Rejiminin düşmesiyle birlikte ilk başta geçiş sürecinin kısa olacağı söylenmişti; ancak HTŞ’den yapılan açıklamaya göre bu süreç dört yıla kadar uzayabilirmiş. Suriye’nin nereye doğru gideceği, nasıl idare edileceği bilinmeyen ve demokratik bir irade ile iş başına gelmeyen olağanüstü bir rejimle dört yıl yönetilmesinin tahmin edilenin ötesinde sorunlara gebe olduğu gayet açık. Şayet geçiş süreci uzatılırsa büyük ihtimalle ya HTŞ’nin merkezinde olduğu ara rejim modeliyle radikal İslamcılar tamamen Suriye’ye hakim olacaklar ya da geçiş sürecinde yıpratılıp bir köşeye atılacaklar.
Sonuç olarak; Suriye’de siyasal İslamcılar iktidarın kurucu unsuru haline geldiler veya getirildiler. Kendilerine Tunus, Libya, Mısır örneklerinde olduğu gibi Suriye’ye de bir geçiş şansı verilmiştir. Cihadistler bu şansı kapsayıcılıktan uzak, salt kendi ideolojik ve politik menfaatleri ile sınırlı tutacak bir yol izler, diğer farklı kimliklere yaşam şansı tanımazlarsa aşılacak, alternatif olmaktan çıkarılacaklar. Hakeza yeni Suriye’de tarihsel arka planı olan din ve mezhep savaşlarının güncelleme seçeneği, ya da bu tür tarihsel krizi kaşıyacak politikalar, etnik ve mezhepsel boğazlaşmadan öteye gidemeyecektir.

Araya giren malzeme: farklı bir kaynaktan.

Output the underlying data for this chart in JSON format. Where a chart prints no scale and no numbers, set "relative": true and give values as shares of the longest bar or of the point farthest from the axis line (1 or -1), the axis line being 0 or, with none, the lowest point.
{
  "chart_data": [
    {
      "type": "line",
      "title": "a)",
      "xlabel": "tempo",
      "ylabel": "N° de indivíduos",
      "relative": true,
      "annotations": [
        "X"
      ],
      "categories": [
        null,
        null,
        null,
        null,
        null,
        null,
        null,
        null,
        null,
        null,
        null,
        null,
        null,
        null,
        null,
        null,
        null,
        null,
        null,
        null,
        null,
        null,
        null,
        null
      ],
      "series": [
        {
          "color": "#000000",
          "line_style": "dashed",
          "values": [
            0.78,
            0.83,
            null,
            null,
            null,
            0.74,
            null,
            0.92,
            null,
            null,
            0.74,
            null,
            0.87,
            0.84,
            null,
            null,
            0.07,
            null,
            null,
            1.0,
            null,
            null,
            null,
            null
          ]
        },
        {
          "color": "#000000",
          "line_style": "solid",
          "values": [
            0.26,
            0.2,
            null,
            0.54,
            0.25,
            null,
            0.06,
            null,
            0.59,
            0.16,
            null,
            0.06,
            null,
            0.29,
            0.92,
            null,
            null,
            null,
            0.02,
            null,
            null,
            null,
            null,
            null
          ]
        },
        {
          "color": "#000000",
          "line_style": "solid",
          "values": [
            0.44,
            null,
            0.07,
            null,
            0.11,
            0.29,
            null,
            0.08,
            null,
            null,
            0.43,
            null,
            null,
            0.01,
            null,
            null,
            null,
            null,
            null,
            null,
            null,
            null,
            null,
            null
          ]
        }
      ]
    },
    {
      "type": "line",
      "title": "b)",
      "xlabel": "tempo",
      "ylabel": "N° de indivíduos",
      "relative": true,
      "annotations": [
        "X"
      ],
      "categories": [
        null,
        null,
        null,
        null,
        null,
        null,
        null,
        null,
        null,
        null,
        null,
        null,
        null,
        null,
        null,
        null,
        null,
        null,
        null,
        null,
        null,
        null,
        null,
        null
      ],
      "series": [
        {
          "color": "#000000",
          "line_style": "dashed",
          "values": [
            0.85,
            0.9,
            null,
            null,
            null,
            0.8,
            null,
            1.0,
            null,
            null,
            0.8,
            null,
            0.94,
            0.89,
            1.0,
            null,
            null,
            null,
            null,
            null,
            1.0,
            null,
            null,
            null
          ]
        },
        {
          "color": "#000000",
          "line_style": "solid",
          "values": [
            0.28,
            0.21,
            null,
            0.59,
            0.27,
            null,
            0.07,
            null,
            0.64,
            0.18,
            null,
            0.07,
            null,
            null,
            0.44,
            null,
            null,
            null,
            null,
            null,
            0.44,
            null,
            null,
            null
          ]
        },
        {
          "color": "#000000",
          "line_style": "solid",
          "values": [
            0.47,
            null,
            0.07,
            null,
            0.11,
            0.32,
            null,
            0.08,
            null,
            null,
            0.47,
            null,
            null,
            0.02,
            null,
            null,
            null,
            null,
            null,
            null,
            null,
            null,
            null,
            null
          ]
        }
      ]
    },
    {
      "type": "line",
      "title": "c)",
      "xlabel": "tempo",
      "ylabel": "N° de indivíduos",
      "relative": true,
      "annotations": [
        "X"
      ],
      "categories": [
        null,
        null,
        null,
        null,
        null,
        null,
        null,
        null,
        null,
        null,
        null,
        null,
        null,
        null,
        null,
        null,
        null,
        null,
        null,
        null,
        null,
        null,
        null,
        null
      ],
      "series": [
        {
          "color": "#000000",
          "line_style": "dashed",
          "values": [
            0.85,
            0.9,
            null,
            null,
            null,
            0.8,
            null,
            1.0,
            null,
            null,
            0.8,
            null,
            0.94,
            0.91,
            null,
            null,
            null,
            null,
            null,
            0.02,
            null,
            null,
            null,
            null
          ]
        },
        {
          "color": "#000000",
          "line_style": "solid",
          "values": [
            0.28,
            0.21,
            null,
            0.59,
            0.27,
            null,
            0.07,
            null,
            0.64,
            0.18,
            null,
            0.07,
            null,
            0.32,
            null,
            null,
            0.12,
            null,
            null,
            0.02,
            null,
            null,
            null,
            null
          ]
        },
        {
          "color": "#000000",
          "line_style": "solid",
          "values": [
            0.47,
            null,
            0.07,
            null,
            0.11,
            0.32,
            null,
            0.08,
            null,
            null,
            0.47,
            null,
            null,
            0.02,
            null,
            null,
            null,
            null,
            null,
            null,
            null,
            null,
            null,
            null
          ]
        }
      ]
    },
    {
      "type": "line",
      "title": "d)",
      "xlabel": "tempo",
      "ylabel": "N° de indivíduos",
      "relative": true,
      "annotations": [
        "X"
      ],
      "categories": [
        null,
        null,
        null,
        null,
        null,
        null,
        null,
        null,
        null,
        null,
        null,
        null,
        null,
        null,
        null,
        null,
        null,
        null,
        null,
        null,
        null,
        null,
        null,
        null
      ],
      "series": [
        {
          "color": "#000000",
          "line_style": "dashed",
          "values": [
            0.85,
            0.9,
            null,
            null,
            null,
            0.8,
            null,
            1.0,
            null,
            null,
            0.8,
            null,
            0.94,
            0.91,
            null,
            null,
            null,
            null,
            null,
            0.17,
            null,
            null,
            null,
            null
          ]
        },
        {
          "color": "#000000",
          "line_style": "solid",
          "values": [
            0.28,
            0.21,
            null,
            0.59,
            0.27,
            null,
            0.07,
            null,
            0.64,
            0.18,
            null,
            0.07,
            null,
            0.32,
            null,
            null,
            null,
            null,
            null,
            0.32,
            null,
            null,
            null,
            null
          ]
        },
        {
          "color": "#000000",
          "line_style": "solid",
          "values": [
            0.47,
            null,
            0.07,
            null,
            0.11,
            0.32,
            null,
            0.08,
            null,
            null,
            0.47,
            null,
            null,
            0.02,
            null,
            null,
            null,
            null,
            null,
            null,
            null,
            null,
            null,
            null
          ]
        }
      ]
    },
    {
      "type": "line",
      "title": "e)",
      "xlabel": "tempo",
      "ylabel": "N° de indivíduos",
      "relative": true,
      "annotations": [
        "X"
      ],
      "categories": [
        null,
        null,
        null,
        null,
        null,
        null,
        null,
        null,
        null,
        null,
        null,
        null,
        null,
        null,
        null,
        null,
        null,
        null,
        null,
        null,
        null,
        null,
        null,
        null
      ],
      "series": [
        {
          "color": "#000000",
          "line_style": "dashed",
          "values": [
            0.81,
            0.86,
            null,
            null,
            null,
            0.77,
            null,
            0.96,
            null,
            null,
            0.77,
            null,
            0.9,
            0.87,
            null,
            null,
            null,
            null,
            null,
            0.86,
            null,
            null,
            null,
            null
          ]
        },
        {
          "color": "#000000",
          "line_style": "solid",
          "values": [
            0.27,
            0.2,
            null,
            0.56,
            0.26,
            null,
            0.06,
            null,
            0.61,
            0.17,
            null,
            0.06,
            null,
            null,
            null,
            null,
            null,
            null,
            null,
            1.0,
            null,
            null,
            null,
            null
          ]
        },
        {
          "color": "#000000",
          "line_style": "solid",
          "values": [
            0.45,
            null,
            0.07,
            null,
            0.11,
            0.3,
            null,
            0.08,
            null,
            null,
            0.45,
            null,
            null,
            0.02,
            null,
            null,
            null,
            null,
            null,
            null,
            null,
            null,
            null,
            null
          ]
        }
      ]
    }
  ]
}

Rövanşist arzuların peşinden gitmek yerine değişen dönüşen dünyayı gören bir yerden bakarak yeni ve demokratik bir Suriye kurmak en rasyonel yol olsa da Cihadistlere şimdilik en kolay gelen yol, Esad’ın kaldığı yerden mutlak rejimi kendilerine göre makyajlayıp yola devam etmek. Önlerinde iki senaryo var; birincisi ya mutlakiyetçiliği sürdürüp bir süre sonra Ortadoğu’daki diğer iktidarlar gibi devrilip yok olmak, ikincisi küresel ve bölgesel hegemonyalardan sıyrılarak ülkenin tüm iç dinamikleriyle birlikte demokratik bir Suriye inşa etmek.
Suriye toplumu geçiş sürecinde ve sonrasında normalleşerek sorunlarının çözülmesi beklentisi içine girmiştir. Bu beklentilerin karşılanmadığı her aşama gerilimlere ve kaosa gebedir. Bu bağlamda yeni Suriye’de siyasi ve askeri öznelerin hiç birinin çoklu seçeneklere sahip olmadığı görülmelidir; doğrusu bütün aktörlerin Suriye’de seçenekleri azalmıştır. İç dinamiklerin seçeneklerinin azalmasını fırsata çevirmeye çalışan tüm denklem ve senaryolar büyük süprizlerle karşı karşıya kalacaktır.
Mevcut koşullarda ahlaki ve politik açıdan en belirgin seçenek Suriye’nin bir an önce normalleşmesidir. Suriye’nin normalleşmesi bağlamında olması gereken şey ise geçiş sürecinin uzatılarak Suriye halklarının keyfi bir rejimin insafına bırakılması değildir. Bunun aksine uluslararası kurum ve kuruluşların gözetiminde hızlıca herkesin dahil olabileceği bir Suriye konferansı yapılarak bu konferansta seçimlerin veya yeni anayasının tarihinin netleştirilmesi, ülkenin diğer sorunlarının tartışılıp karara bağlanmasıdır.